Et, bâillant à s’en décrocher la mâchoire, Adalbert abandonna Aldo à ses réflexions. Elles l’occupèrent si bien qu’il y passa le reste de la nuit et ce fut seulement vers cinq heures du matin qu’il réussit à se plonger dans un sommeil peuplé de cauchemars absurdes d’où il sortit en sursaut et trempé de sueur quand on frappa à sa porte : un groom était derrière avec un message sur un petit plateau d’argent :

– Un pli urgent pour Son Excellence, annonça-t-il. Un agent en vélo vient de l’apporter !

C’était, en effet, une lettre du commissaire Lemercier. Ou plutôt – vu le style ! – une convocation. Morosini était prié de se présenter au Petit Trianon à huit heures et demie du soir muni du laissez-passer joint. D’autres instructions suivaient mais pas la moindre formule de politesse. Un art dans lequel Lemercier avait beaucoup à apprendre.

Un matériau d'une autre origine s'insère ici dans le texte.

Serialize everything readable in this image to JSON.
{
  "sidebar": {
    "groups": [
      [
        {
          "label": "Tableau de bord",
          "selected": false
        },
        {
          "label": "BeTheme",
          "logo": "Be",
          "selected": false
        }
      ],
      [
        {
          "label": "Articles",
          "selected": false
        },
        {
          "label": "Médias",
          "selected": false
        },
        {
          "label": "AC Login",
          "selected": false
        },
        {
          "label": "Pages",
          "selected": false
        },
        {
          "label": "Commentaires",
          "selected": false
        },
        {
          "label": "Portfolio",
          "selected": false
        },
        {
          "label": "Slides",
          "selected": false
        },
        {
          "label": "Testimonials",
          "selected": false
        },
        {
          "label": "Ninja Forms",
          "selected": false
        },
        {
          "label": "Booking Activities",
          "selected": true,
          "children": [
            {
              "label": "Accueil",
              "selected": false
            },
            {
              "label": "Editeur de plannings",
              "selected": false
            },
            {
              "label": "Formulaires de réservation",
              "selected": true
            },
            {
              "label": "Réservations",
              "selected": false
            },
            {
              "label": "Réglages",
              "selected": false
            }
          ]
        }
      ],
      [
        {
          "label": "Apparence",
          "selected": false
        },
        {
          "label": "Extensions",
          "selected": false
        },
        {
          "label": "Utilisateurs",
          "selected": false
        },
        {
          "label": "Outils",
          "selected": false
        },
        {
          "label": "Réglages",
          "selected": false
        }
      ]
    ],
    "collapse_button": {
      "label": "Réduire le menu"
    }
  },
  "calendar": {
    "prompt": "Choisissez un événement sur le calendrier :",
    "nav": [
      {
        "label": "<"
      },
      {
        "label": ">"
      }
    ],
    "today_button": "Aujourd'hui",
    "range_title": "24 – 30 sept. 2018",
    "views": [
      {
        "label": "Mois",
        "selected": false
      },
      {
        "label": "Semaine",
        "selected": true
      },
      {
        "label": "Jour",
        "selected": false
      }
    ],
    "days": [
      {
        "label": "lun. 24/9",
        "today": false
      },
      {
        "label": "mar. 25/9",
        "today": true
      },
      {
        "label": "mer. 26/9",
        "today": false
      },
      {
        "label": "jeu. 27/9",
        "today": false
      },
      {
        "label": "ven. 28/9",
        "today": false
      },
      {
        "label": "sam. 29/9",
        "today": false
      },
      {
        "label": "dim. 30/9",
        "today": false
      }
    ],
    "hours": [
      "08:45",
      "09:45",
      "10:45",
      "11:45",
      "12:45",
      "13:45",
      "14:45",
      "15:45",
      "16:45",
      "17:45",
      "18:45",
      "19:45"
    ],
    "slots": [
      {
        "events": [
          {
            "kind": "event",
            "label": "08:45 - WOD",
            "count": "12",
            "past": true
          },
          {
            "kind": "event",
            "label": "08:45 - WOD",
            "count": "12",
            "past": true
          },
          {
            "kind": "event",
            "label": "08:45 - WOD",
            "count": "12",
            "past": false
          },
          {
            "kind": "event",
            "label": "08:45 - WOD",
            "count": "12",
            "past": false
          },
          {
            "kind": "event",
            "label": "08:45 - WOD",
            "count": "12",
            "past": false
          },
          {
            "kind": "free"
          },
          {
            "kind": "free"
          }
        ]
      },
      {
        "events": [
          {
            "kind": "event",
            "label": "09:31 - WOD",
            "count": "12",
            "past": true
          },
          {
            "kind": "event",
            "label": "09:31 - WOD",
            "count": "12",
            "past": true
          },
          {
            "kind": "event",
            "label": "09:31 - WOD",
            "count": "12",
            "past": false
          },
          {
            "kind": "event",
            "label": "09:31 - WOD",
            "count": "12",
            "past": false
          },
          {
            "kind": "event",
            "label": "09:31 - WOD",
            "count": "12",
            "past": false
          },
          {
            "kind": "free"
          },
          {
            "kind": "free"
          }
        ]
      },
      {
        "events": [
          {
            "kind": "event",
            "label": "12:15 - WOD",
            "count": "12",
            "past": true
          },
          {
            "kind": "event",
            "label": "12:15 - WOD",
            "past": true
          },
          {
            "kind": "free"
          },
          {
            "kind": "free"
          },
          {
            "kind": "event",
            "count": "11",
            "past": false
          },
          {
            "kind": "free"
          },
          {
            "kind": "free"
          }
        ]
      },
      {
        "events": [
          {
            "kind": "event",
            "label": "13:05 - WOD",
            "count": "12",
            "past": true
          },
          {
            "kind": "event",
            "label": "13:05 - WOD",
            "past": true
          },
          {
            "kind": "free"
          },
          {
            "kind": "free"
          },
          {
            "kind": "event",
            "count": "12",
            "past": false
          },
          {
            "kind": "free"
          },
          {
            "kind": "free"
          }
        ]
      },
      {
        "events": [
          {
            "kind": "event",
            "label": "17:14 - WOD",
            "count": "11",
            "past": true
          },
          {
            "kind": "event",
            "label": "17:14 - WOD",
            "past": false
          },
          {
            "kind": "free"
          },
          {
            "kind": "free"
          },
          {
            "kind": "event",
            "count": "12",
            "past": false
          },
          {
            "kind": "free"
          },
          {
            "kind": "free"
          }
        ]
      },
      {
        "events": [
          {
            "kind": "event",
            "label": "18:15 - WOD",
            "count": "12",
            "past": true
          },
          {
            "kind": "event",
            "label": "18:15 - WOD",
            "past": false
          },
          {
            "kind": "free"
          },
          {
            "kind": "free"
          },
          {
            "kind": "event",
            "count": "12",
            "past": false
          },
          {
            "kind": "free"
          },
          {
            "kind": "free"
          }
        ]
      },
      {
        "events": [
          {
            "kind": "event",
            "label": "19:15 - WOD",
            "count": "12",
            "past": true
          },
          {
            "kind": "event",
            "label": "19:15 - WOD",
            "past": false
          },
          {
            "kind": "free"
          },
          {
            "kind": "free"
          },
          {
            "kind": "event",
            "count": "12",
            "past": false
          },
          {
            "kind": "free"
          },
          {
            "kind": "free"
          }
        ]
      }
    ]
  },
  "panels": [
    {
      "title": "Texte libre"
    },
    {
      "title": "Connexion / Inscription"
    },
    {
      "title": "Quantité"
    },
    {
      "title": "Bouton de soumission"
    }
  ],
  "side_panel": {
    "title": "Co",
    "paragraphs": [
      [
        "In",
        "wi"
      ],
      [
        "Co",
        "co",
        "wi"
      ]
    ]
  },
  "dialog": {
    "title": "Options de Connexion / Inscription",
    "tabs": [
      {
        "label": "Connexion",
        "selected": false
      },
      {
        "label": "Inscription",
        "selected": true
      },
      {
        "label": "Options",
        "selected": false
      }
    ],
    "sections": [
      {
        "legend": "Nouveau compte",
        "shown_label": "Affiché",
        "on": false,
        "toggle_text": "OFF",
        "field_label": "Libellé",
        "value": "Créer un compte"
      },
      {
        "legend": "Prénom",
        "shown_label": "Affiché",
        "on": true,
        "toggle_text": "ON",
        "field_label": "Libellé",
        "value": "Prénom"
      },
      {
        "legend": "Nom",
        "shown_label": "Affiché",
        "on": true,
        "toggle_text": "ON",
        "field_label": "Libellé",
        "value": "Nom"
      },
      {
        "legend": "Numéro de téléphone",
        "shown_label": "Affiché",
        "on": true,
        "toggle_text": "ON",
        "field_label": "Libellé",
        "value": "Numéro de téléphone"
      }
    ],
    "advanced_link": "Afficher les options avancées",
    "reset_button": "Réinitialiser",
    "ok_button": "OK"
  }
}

Morosini en conclut que le commissaire avait reçu des nouvelles du ravisseur et qu’il allait devoir délivrer en son nom et en celui de Kledermann l’autorisation officielle de disposer de leurs joyaux. Il devait venir seul et, en outre, garder un silence absolu sur ce rendez-vous même vis-à-vis des membres du Comité.

– Je me demande, grogna Adalbert si quelques-uns dudit comité n’en savent pas plus long que nous sur le sujet ?

– Tu penses à Crawford ?

– Bien entendu. Ton dîner d’hier soir me donne l’impression d’une comédie savamment réglée afin de persuader les autres de l’innocence du bonhomme.

– Tu oublies le malaise de Léonora. Ce n’était pas du théâtre, crois-moi !

– Possible qu’un accident se soit produit, c’est même certain. Sans cela lady Mendl n’aurait pas pu explorer la salle de bains. De toute façon cette histoire est de moins en moins claire…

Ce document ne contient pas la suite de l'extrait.